Wednesday, May 1, 2024

Estate slammed with $22 million verdict can't get Allstate's records

State Court
Cm

LAKELAND, Fla. (Legal Newsline) - The estate of a woman whose car hit and paralyzed a motorcyclist can’t get personnel records and other documents from Allstate Insurance to prove its case the insurer rejected settlement offers in bad faith. After lawyers for the motorcyclist couldn’t reach agreement within the woman’s insurance limits, they took the case to trial and won a $44 million jury verdict.

The court later reduced the verdict to $21.9 million – binding the estate of the driver, Deborah L. Veillueux, to pay -- in an agreement with Allstate to avoid a new trial. The Veillueux estate then sued Allstate and several of its employees for failing to settle the case and breaching their duty to defend by rejecting the opportunity for a new trial.

As part of that case, the estate’s lawyers sought the personnel files of Allstate employees involved in the accident claim and documents revealing the “goals, strategies, objectives, performance metrics or business targets” for the insurer’s claims department. A trial judge ordered Allstate to produce the documents, redacted to eliminate Social Security numbers, drug test results and personal financial and health information.

Allstate appealed, seeking a mandamus order to quash the document request. And Florida’s Second District Court of Appeal, in a Sept. 30 decision, agreed the trial judge went too far. 

“The trial court departed from the essential requirements of the law by compelling production of documents from the personnel files without conducting an in-camera review,” the appeals court ruled. 

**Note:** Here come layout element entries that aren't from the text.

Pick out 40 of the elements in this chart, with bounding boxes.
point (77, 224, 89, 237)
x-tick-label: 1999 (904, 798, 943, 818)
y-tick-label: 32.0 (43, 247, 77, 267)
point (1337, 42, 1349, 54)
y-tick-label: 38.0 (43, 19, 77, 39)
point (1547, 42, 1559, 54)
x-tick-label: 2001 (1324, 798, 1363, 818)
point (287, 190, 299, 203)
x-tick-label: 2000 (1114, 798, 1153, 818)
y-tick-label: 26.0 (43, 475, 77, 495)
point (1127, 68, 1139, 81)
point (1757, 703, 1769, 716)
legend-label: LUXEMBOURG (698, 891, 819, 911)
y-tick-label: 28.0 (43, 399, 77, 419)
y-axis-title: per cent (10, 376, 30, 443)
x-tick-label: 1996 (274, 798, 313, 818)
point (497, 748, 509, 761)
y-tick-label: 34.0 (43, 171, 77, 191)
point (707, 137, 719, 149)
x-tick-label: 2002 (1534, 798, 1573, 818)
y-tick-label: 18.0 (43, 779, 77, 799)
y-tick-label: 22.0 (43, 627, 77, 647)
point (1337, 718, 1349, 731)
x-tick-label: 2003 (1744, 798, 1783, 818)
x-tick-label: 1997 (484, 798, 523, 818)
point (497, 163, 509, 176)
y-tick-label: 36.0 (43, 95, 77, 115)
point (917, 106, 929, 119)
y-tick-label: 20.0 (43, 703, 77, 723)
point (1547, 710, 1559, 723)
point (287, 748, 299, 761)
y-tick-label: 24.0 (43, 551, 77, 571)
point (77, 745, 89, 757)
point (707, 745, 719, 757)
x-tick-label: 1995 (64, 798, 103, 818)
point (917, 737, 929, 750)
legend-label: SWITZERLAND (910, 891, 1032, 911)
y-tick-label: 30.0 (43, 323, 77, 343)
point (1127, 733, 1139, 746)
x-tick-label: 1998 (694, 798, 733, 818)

“While the Estate's discovery requests in this case stop short of seeking wholesale production of the personnel files, they still encompass numerous categories of potentially irrelevant information which, if disclosed, could jeopardize the employees' privacy interests.”

The lower court also erred by ordering Allstate to turn over documents that might be protected under the attorney-client privilege, the appeals court said.